The only goal of the game came from a set piece as has become customary from England under Southgate. Rose's initial delivery from the corner was overhit but picked up by Kyle Walker, who put the ball back into the box and onto the waiting foot of Rashford, volleying home to put the Three Lions in the lead and restore some noise to the King Power Stadium.
Some of England's issues from the World Cup continued as the Three Lions struggled to create clear chances from open play. As the game settled down after the frenetic early stages there were occasions where an impatient crowd exhorted England players to stop working the ball around and shoot.
Although not the most scintillating of games, England's win against Switzerland was a good chance for Southgate to play his second string and see how they coped with his system. It was also an opportunity to see the Three Lions play outside Wembley, with the crowd inside the King Power Stadium providing an excellent atmosphere and cheering on Leicester regulars Chilwell and Harry Maguire. It will be a concern for the manager that Switzerland was the better side for much of the game.

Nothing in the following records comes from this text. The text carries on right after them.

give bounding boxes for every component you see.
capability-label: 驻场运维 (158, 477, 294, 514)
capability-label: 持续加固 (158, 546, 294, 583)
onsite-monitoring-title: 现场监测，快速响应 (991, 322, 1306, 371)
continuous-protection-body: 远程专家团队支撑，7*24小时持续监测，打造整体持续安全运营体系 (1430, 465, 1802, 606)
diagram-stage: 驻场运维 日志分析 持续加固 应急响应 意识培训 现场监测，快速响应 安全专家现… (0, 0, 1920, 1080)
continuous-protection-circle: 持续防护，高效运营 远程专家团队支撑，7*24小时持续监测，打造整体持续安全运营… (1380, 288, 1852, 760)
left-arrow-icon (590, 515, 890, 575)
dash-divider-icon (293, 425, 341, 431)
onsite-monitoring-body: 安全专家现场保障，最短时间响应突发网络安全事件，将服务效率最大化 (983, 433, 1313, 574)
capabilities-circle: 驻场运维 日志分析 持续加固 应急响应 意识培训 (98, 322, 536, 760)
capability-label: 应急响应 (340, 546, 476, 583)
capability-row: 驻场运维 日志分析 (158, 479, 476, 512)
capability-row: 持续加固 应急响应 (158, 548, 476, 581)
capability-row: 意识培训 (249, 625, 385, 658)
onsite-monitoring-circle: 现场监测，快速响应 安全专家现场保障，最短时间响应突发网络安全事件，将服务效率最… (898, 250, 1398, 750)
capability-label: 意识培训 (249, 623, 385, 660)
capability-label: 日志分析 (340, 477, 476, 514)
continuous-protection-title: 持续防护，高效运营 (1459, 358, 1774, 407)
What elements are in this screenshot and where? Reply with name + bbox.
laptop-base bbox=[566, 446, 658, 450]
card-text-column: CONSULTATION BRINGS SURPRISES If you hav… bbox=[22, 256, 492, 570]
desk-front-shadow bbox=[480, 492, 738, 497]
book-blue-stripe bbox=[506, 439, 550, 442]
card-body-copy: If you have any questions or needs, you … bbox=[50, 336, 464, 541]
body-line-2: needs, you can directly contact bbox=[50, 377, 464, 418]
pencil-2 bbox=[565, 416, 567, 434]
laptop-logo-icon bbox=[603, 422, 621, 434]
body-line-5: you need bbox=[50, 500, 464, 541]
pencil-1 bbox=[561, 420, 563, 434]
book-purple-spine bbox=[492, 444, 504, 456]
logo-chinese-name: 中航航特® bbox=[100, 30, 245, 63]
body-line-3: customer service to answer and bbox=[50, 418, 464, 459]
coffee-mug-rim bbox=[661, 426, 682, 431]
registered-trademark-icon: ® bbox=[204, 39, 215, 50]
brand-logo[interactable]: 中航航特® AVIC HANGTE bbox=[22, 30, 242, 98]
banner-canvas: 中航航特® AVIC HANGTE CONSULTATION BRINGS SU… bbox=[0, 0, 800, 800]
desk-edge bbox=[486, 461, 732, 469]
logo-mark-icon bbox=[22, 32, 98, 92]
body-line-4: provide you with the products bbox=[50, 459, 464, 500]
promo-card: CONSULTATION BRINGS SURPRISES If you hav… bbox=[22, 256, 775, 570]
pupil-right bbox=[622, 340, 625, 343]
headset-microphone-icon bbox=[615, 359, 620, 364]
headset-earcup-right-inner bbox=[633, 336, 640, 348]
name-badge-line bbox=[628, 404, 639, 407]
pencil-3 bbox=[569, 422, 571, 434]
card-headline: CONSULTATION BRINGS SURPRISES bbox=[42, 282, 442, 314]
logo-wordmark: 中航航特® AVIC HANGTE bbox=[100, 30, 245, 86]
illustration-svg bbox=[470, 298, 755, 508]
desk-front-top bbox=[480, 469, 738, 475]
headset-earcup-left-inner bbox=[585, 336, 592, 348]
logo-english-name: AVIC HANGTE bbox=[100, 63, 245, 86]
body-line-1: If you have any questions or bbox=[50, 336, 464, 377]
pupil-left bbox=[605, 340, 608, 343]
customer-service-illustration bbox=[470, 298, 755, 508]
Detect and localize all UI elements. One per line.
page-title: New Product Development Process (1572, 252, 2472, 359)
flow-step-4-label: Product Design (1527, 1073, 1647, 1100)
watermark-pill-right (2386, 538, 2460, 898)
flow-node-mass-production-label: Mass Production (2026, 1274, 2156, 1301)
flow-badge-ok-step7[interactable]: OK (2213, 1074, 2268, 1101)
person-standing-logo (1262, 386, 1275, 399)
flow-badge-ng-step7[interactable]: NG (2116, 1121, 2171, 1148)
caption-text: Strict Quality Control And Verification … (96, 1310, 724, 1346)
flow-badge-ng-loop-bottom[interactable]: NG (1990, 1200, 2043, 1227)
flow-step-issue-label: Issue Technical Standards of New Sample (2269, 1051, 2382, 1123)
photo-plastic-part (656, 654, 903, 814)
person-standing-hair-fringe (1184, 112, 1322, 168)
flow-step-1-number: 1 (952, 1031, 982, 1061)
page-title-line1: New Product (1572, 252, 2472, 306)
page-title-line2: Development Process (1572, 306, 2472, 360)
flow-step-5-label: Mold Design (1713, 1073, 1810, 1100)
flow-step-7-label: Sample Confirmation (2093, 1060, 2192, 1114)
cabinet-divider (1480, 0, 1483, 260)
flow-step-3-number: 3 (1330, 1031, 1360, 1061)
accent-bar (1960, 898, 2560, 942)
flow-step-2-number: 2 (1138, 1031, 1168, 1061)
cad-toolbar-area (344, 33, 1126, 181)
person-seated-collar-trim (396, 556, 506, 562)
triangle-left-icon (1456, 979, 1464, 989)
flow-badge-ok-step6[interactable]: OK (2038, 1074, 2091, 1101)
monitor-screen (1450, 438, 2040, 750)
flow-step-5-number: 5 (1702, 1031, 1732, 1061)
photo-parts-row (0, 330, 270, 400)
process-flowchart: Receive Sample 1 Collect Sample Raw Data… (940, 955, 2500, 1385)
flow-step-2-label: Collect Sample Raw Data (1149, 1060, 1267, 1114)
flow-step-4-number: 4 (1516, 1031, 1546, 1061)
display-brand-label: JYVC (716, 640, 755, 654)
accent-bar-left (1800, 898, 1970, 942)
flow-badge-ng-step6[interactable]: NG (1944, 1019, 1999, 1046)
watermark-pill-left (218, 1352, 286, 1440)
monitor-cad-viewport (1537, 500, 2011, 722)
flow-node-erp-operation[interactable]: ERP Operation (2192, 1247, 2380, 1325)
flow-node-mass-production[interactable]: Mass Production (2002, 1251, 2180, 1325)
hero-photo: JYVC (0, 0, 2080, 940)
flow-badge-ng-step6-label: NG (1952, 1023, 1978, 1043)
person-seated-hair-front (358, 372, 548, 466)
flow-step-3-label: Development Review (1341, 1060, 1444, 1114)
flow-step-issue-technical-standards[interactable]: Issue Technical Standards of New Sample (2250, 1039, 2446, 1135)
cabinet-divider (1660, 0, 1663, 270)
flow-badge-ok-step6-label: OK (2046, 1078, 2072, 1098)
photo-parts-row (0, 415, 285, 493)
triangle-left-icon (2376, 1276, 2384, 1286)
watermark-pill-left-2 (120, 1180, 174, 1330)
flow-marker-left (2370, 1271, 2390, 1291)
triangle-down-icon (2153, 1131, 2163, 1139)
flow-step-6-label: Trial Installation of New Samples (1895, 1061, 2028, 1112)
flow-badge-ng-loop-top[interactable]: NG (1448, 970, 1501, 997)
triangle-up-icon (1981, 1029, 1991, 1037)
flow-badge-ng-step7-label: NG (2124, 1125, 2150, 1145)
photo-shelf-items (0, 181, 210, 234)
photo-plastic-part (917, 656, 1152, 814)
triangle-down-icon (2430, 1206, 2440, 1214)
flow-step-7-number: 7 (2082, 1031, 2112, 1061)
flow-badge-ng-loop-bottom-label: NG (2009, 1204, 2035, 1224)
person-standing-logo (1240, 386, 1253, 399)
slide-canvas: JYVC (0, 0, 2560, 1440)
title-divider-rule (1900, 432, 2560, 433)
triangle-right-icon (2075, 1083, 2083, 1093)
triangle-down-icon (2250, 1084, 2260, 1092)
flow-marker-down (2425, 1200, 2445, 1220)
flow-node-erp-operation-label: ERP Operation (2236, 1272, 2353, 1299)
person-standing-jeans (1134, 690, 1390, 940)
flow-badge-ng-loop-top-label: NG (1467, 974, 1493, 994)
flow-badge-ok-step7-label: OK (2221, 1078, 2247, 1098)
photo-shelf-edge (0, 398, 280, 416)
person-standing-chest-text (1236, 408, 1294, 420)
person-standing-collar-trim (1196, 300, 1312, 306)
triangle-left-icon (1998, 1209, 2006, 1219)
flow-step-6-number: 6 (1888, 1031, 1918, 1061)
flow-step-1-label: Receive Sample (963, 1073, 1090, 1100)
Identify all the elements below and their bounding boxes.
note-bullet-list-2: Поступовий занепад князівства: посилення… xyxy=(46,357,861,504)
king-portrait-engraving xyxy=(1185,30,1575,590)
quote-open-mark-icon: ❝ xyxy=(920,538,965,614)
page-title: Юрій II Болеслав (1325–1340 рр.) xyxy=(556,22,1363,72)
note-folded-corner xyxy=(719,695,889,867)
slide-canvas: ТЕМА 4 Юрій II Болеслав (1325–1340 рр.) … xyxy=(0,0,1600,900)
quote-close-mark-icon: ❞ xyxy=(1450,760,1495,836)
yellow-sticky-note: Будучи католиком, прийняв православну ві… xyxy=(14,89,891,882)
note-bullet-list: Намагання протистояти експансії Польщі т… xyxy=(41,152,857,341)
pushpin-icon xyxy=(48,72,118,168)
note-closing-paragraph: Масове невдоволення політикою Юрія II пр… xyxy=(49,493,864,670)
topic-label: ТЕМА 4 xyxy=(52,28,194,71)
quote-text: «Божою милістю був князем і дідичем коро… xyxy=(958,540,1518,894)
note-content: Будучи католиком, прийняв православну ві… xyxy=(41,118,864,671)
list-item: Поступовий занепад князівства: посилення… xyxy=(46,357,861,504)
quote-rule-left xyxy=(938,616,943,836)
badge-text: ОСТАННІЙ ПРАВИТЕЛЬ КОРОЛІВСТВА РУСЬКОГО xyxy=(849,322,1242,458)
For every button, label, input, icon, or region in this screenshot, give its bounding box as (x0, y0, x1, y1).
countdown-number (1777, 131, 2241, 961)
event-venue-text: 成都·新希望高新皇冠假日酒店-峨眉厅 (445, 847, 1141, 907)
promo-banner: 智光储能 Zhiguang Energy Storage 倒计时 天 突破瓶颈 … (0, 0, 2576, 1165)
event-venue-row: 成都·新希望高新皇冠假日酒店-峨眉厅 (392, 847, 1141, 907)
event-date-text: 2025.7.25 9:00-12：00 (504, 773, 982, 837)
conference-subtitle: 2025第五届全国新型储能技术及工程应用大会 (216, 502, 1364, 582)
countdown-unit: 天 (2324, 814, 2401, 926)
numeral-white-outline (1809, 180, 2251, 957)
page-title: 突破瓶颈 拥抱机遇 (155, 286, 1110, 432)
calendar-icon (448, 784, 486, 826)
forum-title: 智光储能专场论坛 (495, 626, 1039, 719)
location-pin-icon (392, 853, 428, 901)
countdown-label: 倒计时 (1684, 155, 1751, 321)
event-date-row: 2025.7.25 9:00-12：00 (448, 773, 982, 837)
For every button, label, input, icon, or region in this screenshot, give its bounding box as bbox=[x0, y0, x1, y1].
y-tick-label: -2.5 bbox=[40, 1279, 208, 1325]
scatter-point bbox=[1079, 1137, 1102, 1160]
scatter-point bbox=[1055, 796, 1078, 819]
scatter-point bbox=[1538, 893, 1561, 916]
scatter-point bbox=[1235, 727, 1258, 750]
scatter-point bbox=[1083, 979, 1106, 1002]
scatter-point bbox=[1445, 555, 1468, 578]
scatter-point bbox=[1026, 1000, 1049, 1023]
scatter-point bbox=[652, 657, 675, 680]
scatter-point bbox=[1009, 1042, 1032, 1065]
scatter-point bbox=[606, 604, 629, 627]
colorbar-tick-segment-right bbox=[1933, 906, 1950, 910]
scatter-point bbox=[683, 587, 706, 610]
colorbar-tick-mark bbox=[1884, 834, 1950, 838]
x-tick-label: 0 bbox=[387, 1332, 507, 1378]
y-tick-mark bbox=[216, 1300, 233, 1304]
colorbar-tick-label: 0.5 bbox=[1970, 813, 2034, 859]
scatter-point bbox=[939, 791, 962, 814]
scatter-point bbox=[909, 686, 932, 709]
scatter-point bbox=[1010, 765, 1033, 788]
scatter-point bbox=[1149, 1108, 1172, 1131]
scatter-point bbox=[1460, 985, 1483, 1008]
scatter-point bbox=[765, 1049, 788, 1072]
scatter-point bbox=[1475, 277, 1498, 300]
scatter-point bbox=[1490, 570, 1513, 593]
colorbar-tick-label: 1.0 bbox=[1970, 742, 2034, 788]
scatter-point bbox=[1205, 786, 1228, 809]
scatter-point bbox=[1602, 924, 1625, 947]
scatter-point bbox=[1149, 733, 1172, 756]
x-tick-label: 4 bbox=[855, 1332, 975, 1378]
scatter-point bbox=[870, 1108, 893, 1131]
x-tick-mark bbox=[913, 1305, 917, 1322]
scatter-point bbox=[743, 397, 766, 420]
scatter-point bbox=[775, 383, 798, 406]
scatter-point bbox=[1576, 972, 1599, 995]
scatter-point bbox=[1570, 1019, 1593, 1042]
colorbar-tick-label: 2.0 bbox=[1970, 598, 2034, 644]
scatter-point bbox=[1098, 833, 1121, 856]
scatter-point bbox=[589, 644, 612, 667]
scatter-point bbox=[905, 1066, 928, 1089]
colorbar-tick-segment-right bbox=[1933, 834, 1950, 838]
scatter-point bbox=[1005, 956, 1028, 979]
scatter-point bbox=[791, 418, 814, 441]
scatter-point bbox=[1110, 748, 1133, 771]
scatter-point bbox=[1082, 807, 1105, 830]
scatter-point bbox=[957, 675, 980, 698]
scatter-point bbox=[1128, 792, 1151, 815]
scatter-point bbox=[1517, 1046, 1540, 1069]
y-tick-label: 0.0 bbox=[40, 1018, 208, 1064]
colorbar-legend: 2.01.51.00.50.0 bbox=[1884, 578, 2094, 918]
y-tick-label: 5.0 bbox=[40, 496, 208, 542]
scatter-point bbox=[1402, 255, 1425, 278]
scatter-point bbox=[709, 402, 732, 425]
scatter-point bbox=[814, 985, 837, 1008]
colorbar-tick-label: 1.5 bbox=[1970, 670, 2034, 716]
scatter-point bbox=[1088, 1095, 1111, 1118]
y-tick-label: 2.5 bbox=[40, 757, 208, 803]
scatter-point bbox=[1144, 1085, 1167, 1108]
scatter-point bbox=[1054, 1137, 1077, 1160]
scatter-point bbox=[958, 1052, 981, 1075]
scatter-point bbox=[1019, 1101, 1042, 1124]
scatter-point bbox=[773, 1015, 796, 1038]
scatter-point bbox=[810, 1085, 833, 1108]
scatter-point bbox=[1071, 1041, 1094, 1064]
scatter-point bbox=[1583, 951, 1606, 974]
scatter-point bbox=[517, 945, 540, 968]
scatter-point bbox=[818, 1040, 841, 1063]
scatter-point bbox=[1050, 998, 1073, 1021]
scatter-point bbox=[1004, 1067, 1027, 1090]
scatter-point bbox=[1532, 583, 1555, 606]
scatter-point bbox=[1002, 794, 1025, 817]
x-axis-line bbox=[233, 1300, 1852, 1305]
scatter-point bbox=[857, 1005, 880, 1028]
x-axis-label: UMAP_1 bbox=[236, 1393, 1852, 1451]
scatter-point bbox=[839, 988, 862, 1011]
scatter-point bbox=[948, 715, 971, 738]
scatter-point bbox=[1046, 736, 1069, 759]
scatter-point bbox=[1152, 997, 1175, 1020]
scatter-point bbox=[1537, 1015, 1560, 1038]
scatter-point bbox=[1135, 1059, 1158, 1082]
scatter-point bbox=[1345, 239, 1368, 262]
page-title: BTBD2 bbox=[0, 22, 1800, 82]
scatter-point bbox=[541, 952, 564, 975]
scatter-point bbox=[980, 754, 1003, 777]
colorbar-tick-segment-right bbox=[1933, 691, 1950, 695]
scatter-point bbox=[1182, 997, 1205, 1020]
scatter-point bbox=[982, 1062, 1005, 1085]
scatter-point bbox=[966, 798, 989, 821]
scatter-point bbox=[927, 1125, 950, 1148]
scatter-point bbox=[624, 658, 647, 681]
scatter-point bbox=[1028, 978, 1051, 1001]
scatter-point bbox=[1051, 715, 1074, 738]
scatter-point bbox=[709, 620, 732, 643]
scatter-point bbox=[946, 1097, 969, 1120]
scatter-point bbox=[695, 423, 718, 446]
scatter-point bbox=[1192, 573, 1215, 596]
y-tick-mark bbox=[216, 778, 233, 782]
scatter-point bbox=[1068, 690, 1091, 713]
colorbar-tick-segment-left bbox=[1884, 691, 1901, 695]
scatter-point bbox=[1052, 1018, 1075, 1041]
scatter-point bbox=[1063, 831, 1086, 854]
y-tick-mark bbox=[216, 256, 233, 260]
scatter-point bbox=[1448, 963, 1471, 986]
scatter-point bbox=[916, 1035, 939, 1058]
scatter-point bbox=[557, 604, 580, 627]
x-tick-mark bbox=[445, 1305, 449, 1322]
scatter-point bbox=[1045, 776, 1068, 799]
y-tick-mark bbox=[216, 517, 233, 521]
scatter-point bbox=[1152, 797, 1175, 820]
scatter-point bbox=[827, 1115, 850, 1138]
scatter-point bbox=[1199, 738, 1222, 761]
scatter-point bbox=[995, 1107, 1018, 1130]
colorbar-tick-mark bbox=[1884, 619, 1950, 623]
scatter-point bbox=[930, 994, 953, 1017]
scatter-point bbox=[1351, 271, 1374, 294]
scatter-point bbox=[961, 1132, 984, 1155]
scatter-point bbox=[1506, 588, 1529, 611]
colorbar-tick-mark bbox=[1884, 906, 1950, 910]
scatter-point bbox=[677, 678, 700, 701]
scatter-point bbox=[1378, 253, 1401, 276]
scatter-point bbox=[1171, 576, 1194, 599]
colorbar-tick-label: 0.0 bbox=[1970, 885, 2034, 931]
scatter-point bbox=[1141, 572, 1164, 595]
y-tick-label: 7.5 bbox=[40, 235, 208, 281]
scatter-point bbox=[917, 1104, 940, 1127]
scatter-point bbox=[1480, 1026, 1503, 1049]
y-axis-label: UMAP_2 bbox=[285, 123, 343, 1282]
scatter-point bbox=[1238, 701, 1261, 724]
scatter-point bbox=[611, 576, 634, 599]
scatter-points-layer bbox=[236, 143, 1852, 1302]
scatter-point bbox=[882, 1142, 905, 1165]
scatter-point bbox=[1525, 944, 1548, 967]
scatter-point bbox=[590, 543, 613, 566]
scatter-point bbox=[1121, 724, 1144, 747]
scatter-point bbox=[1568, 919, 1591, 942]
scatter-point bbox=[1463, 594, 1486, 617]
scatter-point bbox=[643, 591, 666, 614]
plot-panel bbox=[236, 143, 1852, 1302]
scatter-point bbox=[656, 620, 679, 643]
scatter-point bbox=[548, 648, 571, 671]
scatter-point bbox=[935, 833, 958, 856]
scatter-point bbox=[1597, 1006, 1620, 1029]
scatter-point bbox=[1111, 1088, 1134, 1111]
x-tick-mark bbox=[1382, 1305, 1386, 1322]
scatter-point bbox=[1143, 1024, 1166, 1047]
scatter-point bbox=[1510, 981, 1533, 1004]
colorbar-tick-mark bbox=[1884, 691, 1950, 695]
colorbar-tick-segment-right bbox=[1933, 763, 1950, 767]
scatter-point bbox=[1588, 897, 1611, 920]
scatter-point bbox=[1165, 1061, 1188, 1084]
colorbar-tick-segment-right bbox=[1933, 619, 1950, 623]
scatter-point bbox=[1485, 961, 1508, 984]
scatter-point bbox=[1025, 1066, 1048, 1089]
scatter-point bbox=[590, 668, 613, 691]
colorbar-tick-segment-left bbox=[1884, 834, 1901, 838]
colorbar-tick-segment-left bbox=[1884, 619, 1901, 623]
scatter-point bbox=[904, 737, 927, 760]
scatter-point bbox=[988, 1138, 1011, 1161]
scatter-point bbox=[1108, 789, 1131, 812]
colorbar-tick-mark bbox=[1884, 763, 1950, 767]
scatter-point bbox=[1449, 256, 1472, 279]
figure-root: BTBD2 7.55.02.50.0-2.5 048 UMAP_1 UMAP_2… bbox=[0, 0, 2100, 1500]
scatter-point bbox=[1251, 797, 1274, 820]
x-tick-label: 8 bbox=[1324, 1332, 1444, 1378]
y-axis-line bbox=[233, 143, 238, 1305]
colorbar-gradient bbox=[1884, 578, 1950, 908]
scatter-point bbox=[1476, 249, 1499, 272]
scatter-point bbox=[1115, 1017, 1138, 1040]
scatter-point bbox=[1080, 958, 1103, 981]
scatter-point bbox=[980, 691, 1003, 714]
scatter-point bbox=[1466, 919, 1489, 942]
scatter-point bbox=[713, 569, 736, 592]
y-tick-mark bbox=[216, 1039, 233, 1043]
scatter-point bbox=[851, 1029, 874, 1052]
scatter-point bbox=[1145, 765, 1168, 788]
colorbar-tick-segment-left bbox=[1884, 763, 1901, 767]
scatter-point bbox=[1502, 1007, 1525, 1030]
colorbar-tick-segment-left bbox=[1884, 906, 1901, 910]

The most popular chant of the night was "Southgate You're The One" and the popular manager continues to have the backing of the fans. Even if he has lost the iconic waistcoat this continues to be an England team that has won over hearts and minds.
More importantly, the game was a chance to mark 25 years of stellar work by Kick It Out. The first 25 seconds of the TV broadcast were shown in black and white to remind viewers how far football has come.